I giudici spiegano infatti che il legittimo sospetto è una fattispecie costituita dal ragionevole dubbio che “la gravità di una obiettiva situazione locale giustifichi la rappresentazione di un concreto pericolo della non imparzialità del giudice, inteso come ufficio giudiziario della sede in cui si svolge il processo di merito e possa portare il giudice a non essere, comunque, imparziale o sereno, dovendosi intendere per imparzialità la neutralità del giudice rispetto all’esito del processo”.
Pertanto, spiega la Cassazione, «anche l’ipotetico spostamento del processo in altre parti del territorio nazionale non eliminerebbe l’eccezionale clamore mediatico nazionale né l’interesse dell’opinione pubblica da esso alimentato, sicché ogni ufficio giudiziario verrebbe a trovarsi in una situazione di potenziale condizionamento».

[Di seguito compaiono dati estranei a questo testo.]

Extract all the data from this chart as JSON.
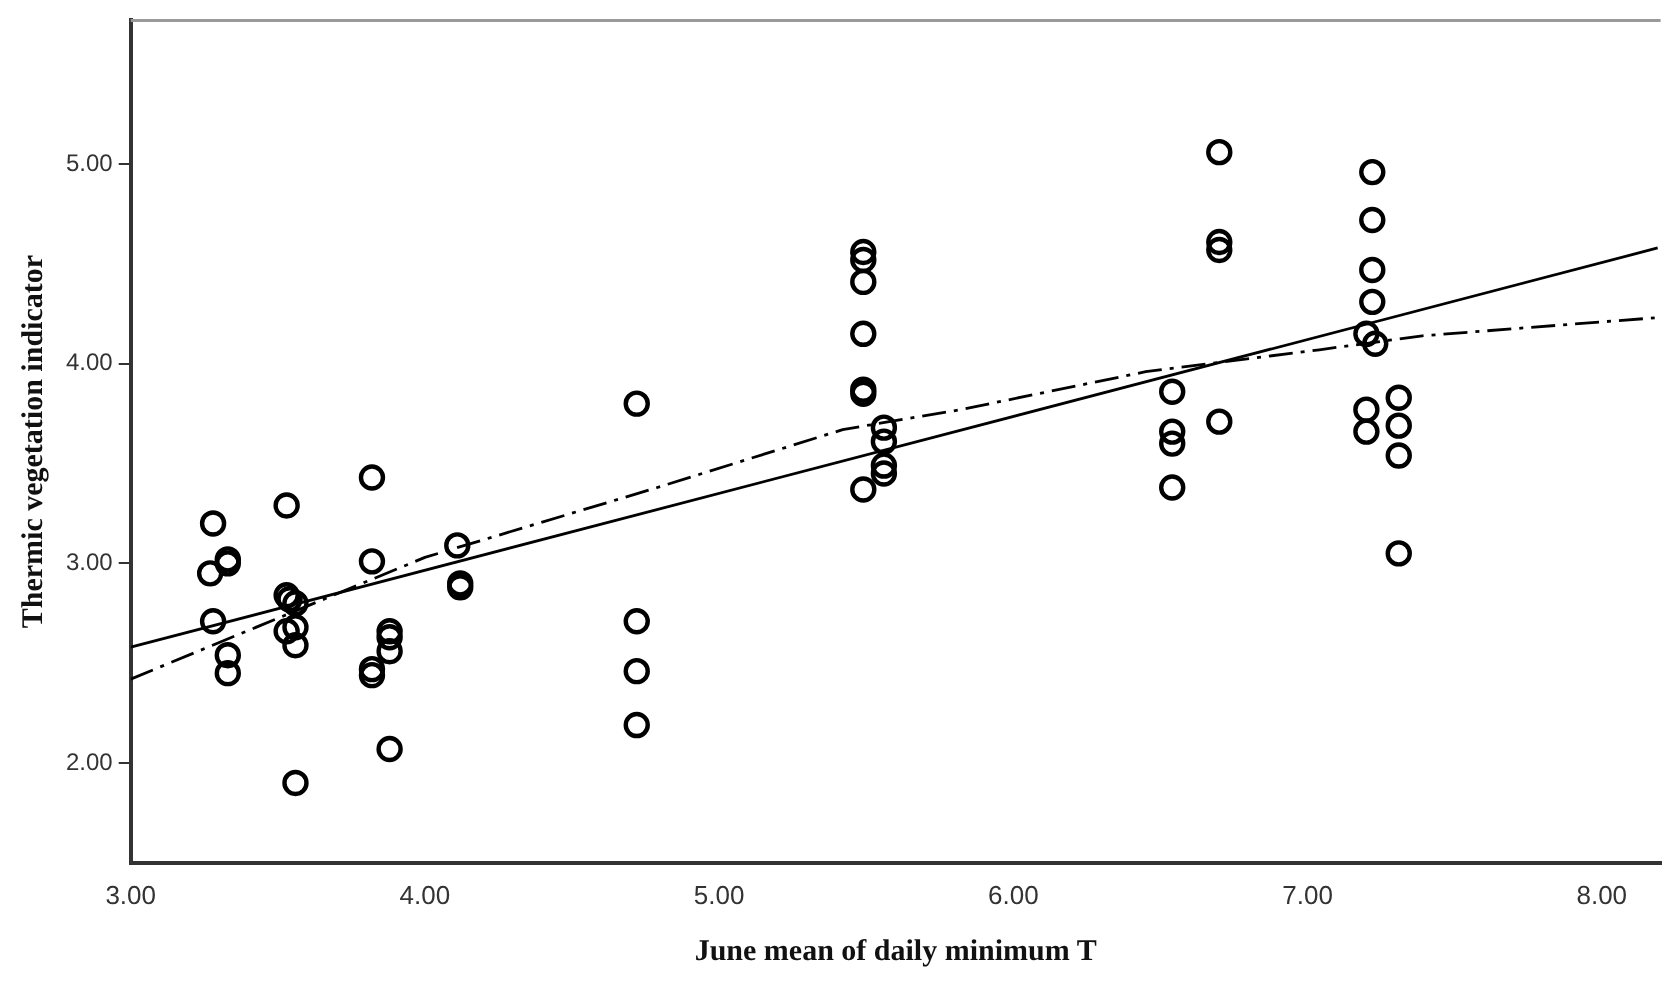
{
  "chart_data": {
    "type": "scatter",
    "xlabel": "June mean of daily minimum T",
    "ylabel": "Thermic vegetation indicator",
    "xlim": [
      3,
      8.2
    ],
    "xticks": [
      {
        "value": 3,
        "label": "3.00"
      },
      {
        "value": 4,
        "label": "4.00"
      },
      {
        "value": 5,
        "label": "5.00"
      },
      {
        "value": 6,
        "label": "6.00"
      },
      {
        "value": 7,
        "label": "7.00"
      },
      {
        "value": 8,
        "label": "8.00"
      }
    ],
    "ylim": [
      1.5,
      5.72
    ],
    "yticks": [
      {
        "value": 2,
        "label": "2.00"
      },
      {
        "value": 3,
        "label": "3.00"
      },
      {
        "value": 4,
        "label": "4.00"
      },
      {
        "value": 5,
        "label": "5.00"
      }
    ],
    "grid": false,
    "legend": false,
    "marker": "circle",
    "series": [
      {
        "type": "scatter",
        "color": "#000000",
        "x": [
          3.28,
          3.27,
          3.33,
          3.33,
          3.28,
          3.33,
          3.33,
          3.53,
          3.53,
          3.54,
          3.56,
          3.53,
          3.56,
          3.56,
          3.56,
          3.82,
          3.82,
          3.82,
          3.82,
          3.88,
          3.88,
          3.88,
          3.88,
          4.11,
          4.12,
          4.12,
          4.72,
          4.72,
          4.72,
          4.72,
          5.49,
          5.49,
          5.49,
          5.49,
          5.49,
          5.49,
          5.56,
          5.56,
          5.56,
          5.56,
          5.49,
          6.54,
          6.54,
          6.54,
          6.54,
          6.7,
          6.7,
          6.7,
          6.7,
          7.22,
          7.22,
          7.22,
          7.22,
          7.2,
          7.23,
          7.2,
          7.2,
          7.31,
          7.31,
          7.31,
          7.31
        ],
        "values": [
          3.2,
          2.95,
          3.02,
          3.0,
          2.71,
          2.54,
          2.45,
          3.29,
          2.84,
          2.82,
          2.8,
          2.66,
          2.68,
          2.59,
          1.9,
          3.43,
          3.01,
          2.47,
          2.44,
          2.66,
          2.63,
          2.56,
          2.07,
          3.09,
          2.9,
          2.88,
          3.8,
          2.71,
          2.46,
          2.19,
          4.56,
          4.52,
          4.41,
          4.15,
          3.87,
          3.85,
          3.68,
          3.61,
          3.49,
          3.45,
          3.37,
          3.86,
          3.66,
          3.6,
          3.38,
          5.06,
          4.61,
          4.57,
          3.71,
          4.96,
          4.72,
          4.47,
          4.31,
          4.15,
          4.1,
          3.77,
          3.66,
          3.83,
          3.69,
          3.54,
          3.05
        ]
      },
      {
        "type": "line",
        "color": "#000000",
        "marker": "none",
        "line_style": "solid",
        "x": [
          3,
          8.19
        ],
        "values": [
          2.58,
          4.58
        ]
      },
      {
        "type": "line",
        "color": "#000000",
        "marker": "none",
        "line_style": "dashed",
        "x": [
          3,
          4,
          4.79,
          5.42,
          5.82,
          6.45,
          7.04,
          7.39,
          7.74,
          8.18
        ],
        "values": [
          2.42,
          3.03,
          3.38,
          3.67,
          3.77,
          3.96,
          4.07,
          4.14,
          4.18,
          4.23
        ]
      }
    ]
  }
}
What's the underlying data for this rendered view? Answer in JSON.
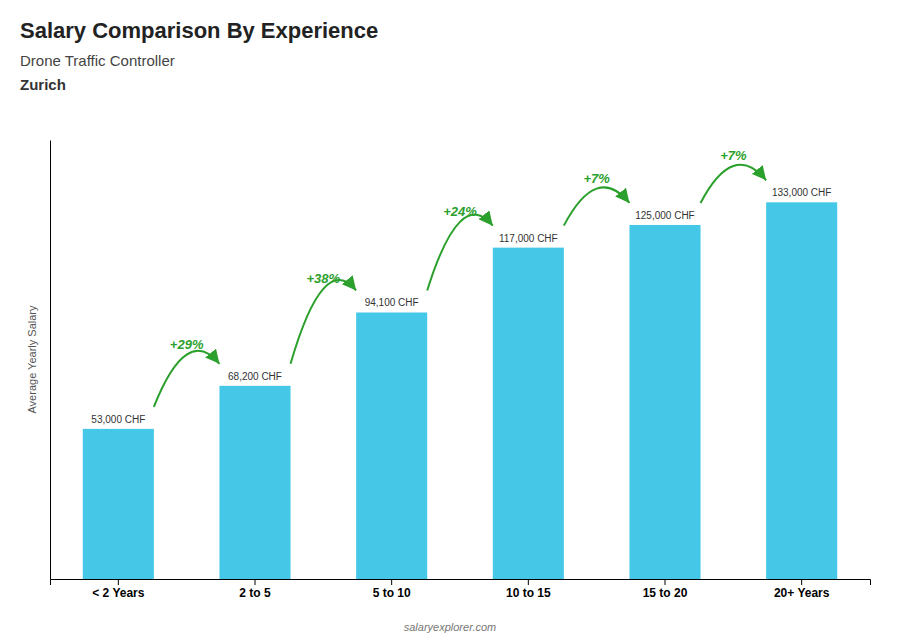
{
  "chart_data": {
    "type": "bar",
    "title": "Salary Comparison By Experience",
    "subtitle": [
      "Drone Traffic Controller",
      "Zurich"
    ],
    "ylabel": "Average Yearly Salary",
    "categories": [
      "< 2 Years",
      "2 to 5",
      "5 to 10",
      "10 to 15",
      "15 to 20",
      "20+ Years"
    ],
    "values": [
      53000,
      68200,
      94100,
      117000,
      125000,
      133000
    ],
    "value_labels": [
      "53,000 CHF",
      "68,200 CHF",
      "94,100 CHF",
      "117,000 CHF",
      "125,000 CHF",
      "133,000 CHF"
    ],
    "data_labels": true,
    "annotations": [
      "+29%",
      "+38%",
      "+24%",
      "+7%",
      "+7%"
    ],
    "caption": "salaryexplorer.com",
    "color": "#45C8E8",
    "ylim": [
      0,
      155000
    ],
    "tick_labels": "x",
    "grid": false
  }
}
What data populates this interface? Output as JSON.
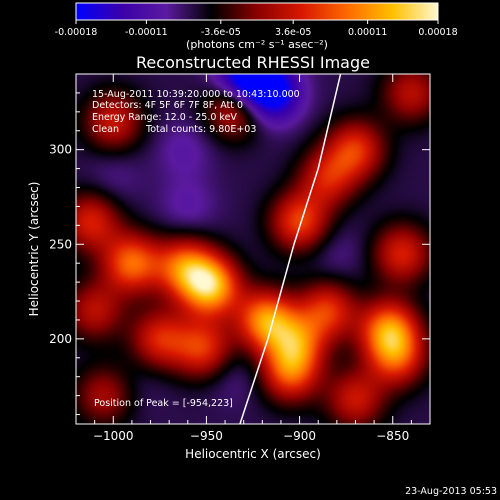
{
  "chart_data": {
    "type": "heatmap",
    "title": "Reconstructed RHESSI Image",
    "xlabel": "Heliocentric X (arcsec)",
    "ylabel": "Heliocentric Y (arcsec)",
    "xlim": [
      -1020,
      -830
    ],
    "ylim": [
      155,
      340
    ],
    "xticks": [
      -1000,
      -950,
      -900,
      -850
    ],
    "yticks": [
      200,
      250,
      300
    ],
    "colorbar": {
      "range": [
        -0.00018,
        0.00018
      ],
      "ticks": [
        "-0.00018",
        "-0.00011",
        "-3.6e-05",
        "3.6e-05",
        "0.00011",
        "0.00018"
      ],
      "unit_label": "(photons cm⁻² s⁻¹ asec⁻²)",
      "colors": [
        "#0000ff",
        "#3a00aa",
        "#5b1aa0",
        "#000000",
        "#8a0000",
        "#d81800",
        "#ff6a00",
        "#ffc000",
        "#fff8d0"
      ]
    },
    "annotations": [
      "15-Aug-2011 10:39:20.000 to 10:43:10.000",
      "Detectors: 4F 5F 6F 7F 8F, Att 0",
      "Energy Range: 12.0 - 25.0 keV",
      "Clean",
      "Total counts: 9.80E+03"
    ],
    "peak_text": "Position of Peak = [-954,223]",
    "limb": [
      [
        -932,
        155
      ],
      [
        -917,
        200
      ],
      [
        -903,
        250
      ],
      [
        -890,
        290
      ],
      [
        -878,
        340
      ]
    ],
    "sources": [
      {
        "x": -948,
        "y": 228,
        "v": 0.00018
      },
      {
        "x": -962,
        "y": 238,
        "v": 0.00012
      },
      {
        "x": -990,
        "y": 240,
        "v": 0.00013
      },
      {
        "x": -1012,
        "y": 262,
        "v": 9e-05
      },
      {
        "x": -918,
        "y": 210,
        "v": 0.00015
      },
      {
        "x": -902,
        "y": 198,
        "v": 0.00011
      },
      {
        "x": -905,
        "y": 182,
        "v": 0.00011
      },
      {
        "x": -885,
        "y": 215,
        "v": 0.0001
      },
      {
        "x": -852,
        "y": 205,
        "v": 0.00014
      },
      {
        "x": -848,
        "y": 190,
        "v": 0.0001
      },
      {
        "x": -845,
        "y": 245,
        "v": 9e-05
      },
      {
        "x": -900,
        "y": 262,
        "v": 0.00011
      },
      {
        "x": -885,
        "y": 285,
        "v": 8e-05
      },
      {
        "x": -975,
        "y": 200,
        "v": 9e-05
      },
      {
        "x": -952,
        "y": 195,
        "v": 0.0001
      },
      {
        "x": -1010,
        "y": 215,
        "v": 7e-05
      },
      {
        "x": -1000,
        "y": 315,
        "v": 8e-05
      },
      {
        "x": -935,
        "y": 322,
        "v": 9e-05
      },
      {
        "x": -870,
        "y": 300,
        "v": 0.0001
      },
      {
        "x": -840,
        "y": 330,
        "v": 7e-05
      },
      {
        "x": -1005,
        "y": 170,
        "v": 6e-05
      },
      {
        "x": -870,
        "y": 168,
        "v": 8e-05
      },
      {
        "x": -930,
        "y": 338,
        "v": -0.00016
      },
      {
        "x": -915,
        "y": 330,
        "v": -0.00015
      },
      {
        "x": -962,
        "y": 300,
        "v": -5e-05
      },
      {
        "x": -960,
        "y": 270,
        "v": -5e-05
      },
      {
        "x": -1000,
        "y": 285,
        "v": -4e-05
      },
      {
        "x": -935,
        "y": 180,
        "v": -4e-05
      },
      {
        "x": -880,
        "y": 245,
        "v": -4e-05
      },
      {
        "x": -985,
        "y": 175,
        "v": -3e-05
      }
    ]
  },
  "footer": {
    "timestamp": "23-Aug-2013 05:53"
  }
}
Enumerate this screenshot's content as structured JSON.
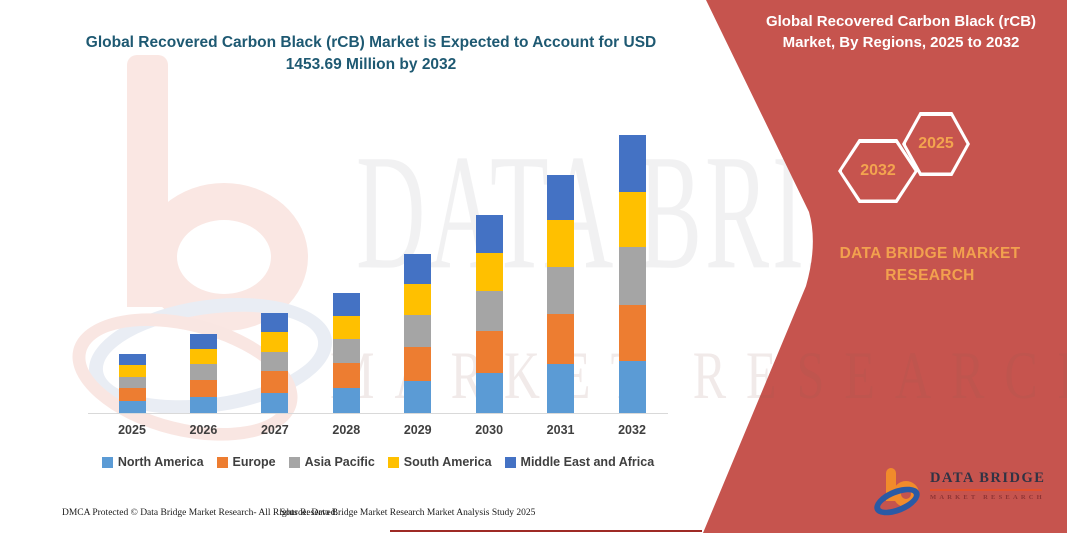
{
  "title": "Global Recovered Carbon Black (rCB) Market is Expected to Account for USD 1453.69 Million by 2032",
  "side_panel": {
    "heading": "Global Recovered Carbon Black (rCB) Market, By Regions, 2025 to 2032",
    "hexagon_left": "2032",
    "hexagon_right": "2025",
    "brand_text": "DATA BRIDGE MARKET RESEARCH",
    "panel_color": "#C6544E",
    "accent_text_color": "#F2A14E"
  },
  "chart_data": {
    "type": "bar",
    "stacked": true,
    "title": "Global Recovered Carbon Black (rCB) Market is Expected to Account for USD 1453.69 Million by 2032",
    "unit": "USD Million",
    "xlabel": "",
    "ylabel": "",
    "gridlines": false,
    "y_axis_visible": false,
    "legend_position": "bottom",
    "categories": [
      "2025",
      "2026",
      "2027",
      "2028",
      "2029",
      "2030",
      "2031",
      "2032"
    ],
    "series": [
      {
        "name": "North America",
        "color": "#5B9BD5",
        "values": [
          64,
          85,
          107,
          129,
          170,
          212,
          254,
          273.69
        ]
      },
      {
        "name": "Europe",
        "color": "#ED7D31",
        "values": [
          66,
          88,
          111,
          133,
          176,
          219,
          262,
          291
        ]
      },
      {
        "name": "Asia Pacific",
        "color": "#A5A5A5",
        "values": [
          61,
          82,
          103,
          124,
          164,
          205,
          247,
          301
        ]
      },
      {
        "name": "South America",
        "color": "#FFC000",
        "values": [
          61,
          81,
          102,
          123,
          162,
          203,
          245,
          291
        ]
      },
      {
        "name": "Middle East and Africa",
        "color": "#4472C4",
        "values": [
          58,
          78,
          99,
          119,
          157,
          197,
          237,
          297
        ]
      }
    ],
    "totals": [
      310,
      414,
      522,
      628,
      829,
      1036,
      1245,
      1453.69
    ],
    "highlighted_value": 1453.69
  },
  "watermark": {
    "line1": "DATA BRIDGE",
    "line2": "MARKET RESEARCH"
  },
  "logo": {
    "name": "DATA BRIDGE",
    "subtitle": "MARKET RESEARCH"
  },
  "footer": {
    "left": "DMCA Protected © Data Bridge Market Research-  All Rights Reserved.",
    "source": "Source: Data Bridge Market Research  Market Analysis Study 2025"
  }
}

Riguardo al clamore che la vicenda ha avuto anche in Rete, con la proliferazione di numerose community e di gruppi pro o contro gli imputati sui più diffusi social network, per la Cassazione non c’è nessuna prova che questi abbiano influenzato l’operato dei giudici e dell’ufficio del pubblico ministero che si occupano dell’omicidio di Sarah Scazzi. I giudici sono chiari nel sostenere l’assoluta mancanza di prove della «negativa incidenza causale sul sereno e obiettivo esercizio della funzione giudiziaria e sull’adozione dei singoli provvedimenti dei commenti proliferati sui social network, aperti ai commenti e ai contributi di una pluralità di persone dislocate in varie parti del territorio nazionale».
Insomma, il principio del giudice naturale precostituito per legge non può essere messo in discussione solamente per il sempre più frequente, e spesso anche di cattivo gusto, “circo” mediatico e telematico che ruota intorno alle, seppur eclatanti e di rilevanza nazionale, vicende giudiziarie.